Where to go from here
Although I think the moral and environmental issues with LLMs are real and problematic, given the experiments I did I am not convinced that the concept of interacting with a computer system in natural language and to use it to generate code is necessarily deficient. There are pitfalls, but they can be managed. It is possible to use such a system to create throwaway, proof-of-concept type "good enough" code bases. It can be used to interpret code bases and to understand bug reports.
I believe that the major issue with LLMs has to do with that saying about hammers and nails:
If all you have is a hammer, then everything looks like a nail.
LLMs are an outgrowth of machine learning, pushed by large corporations. These large corporations have a lot of money. If all you have is money, then every problem can be fixed by throwing more money at it. The initial language models were promising but not (yet) good enough, and it seemed that one way in which they could be improved was to increase the scale of the statistics: throw more hardware (and thus money) at it, and rather than improving the efficiency of the models, just scale up.
Scaling up is something that megacorporations are very good at. It's only a money problem, after all. Does that mean that "scaling up" is the only way to improve the models, though? I'm not convinced.

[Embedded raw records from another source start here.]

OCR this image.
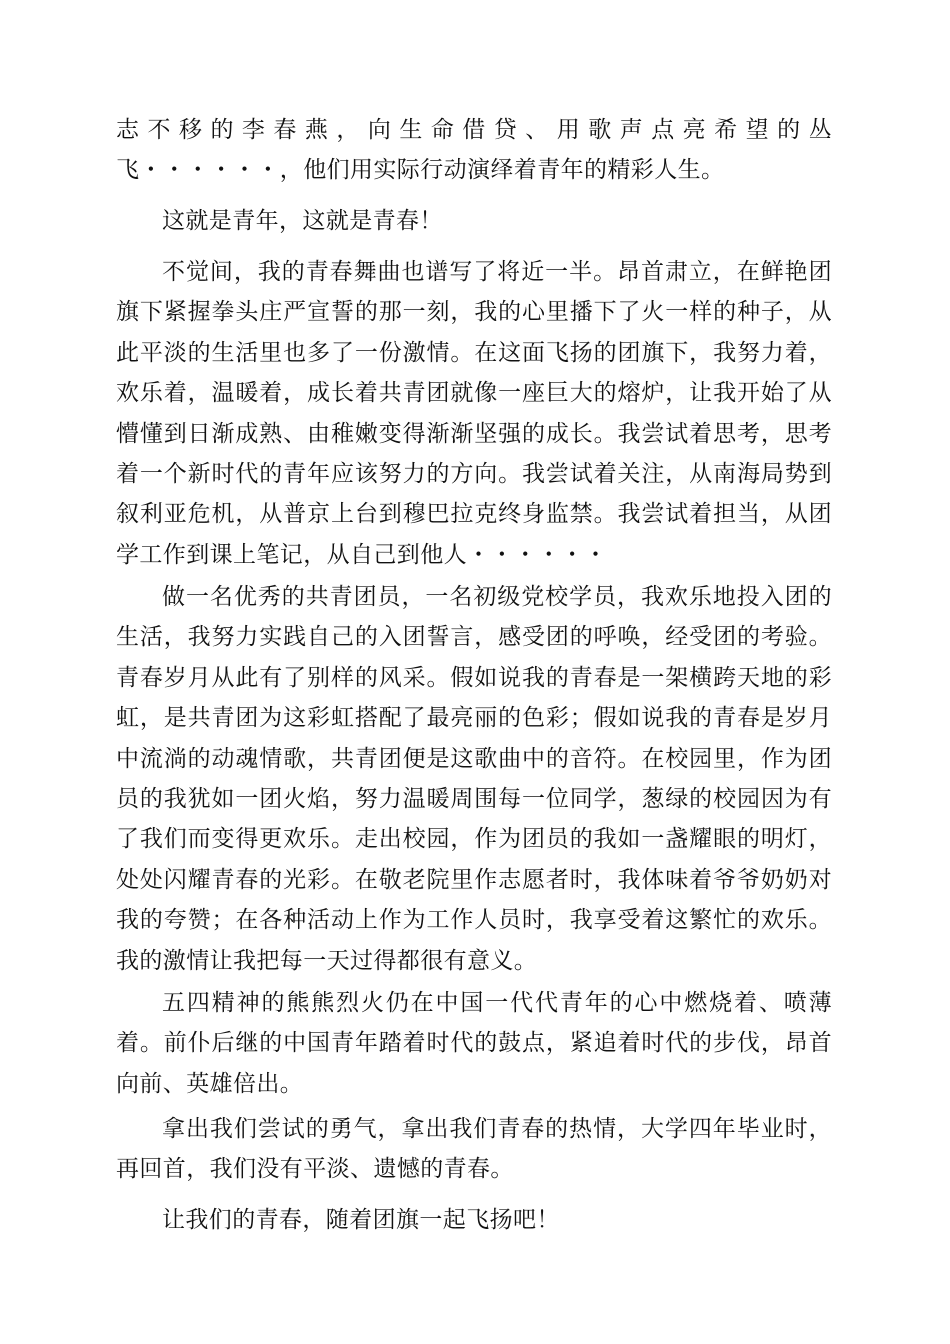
志不移的李春燕，向生命借贷、用歌声点亮希望的丛飞・・・・・・，他们用实际行动演绎着青年的精彩人生。

这就是青年，这就是青春！

不觉间，我的青春舞曲也谱写了将近一半。昂首肃立，在鲜艳团旗下紧握拳头庄严宣誓的那一刻，我的心里播下了火一样的种子，从此平淡的生活里也多了一份激情。在这面飞扬的团旗下，我努力着，欢乐着，温暖着，成长着共青团就像一座巨大的熔炉，让我开始了从懵懂到日渐成熟、由稚嫩变得渐渐坚强的成长。我尝试着思考，思考着一个新时代的青年应该努力的方向。我尝试着关注，从南海局势到叙利亚危机，从普京上台到穆巴拉克终身监禁。我尝试着担当，从团学工作到课上笔记，从自己到他人・・・・・・

做一名优秀的共青团员，一名初级党校学员，我欢乐地投入团的生活，我努力实践自己的入团誓言，感受团的呼唤，经受团的考验。青春岁月从此有了别样的风采。假如说我的青春是一架横跨天地的彩虹，是共青团为这彩虹搭配了最亮丽的色彩；假如说我的青春是岁月中流淌的动魂情歌，共青团便是这歌曲中的音符。在校园里，作为团员的我犹如一团火焰，努力温暖周围每一位同学，葱绿的校园因为有了我们而变得更欢乐。走出校园，作为团员的我如一盏耀眼的明灯，处处闪耀青春的光彩。在敬老院里作志愿者时，我体味着爷爷奶奶对我的夸赞；在各种活动上作为工作人员时，我享受着这繁忙的欢乐。我的激情让我把每一天过得都很有意义。

五四精神的熊熊烈火仍在中国一代代青年的心中燃烧着、喷薄着。前仆后继的中国青年踏着时代的鼓点，紧追着时代的步伐，昂首向前、英雄倍出。

拿出我们尝试的勇气，拿出我们青春的热情，大学四年毕业时，再回首，我们没有平淡、遗憾的青春。

让我们的青春，随着团旗一起飞扬吧！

Some hardware, such as most modern Apple and Samsung devices, ship with accelerator hardware for machine learning algorithms. There are some models that are small enough to be able to run on these devices. I don't see why it should not be possible to create a small(er) language model that can do some useful part of the above-described use cases; if not locally, then at least on a server that one can run on-prem rather than requiring that you pay rent to one of the LLM companies.
The Software Freedom Conservancy has published an aspirational statement on machine learning-assisted programming that, I think, gets a lot right. It's not quite a definition, but it's something to keep in mind.
Perhaps that's the way forward?
More questions than answers at this point, anyway.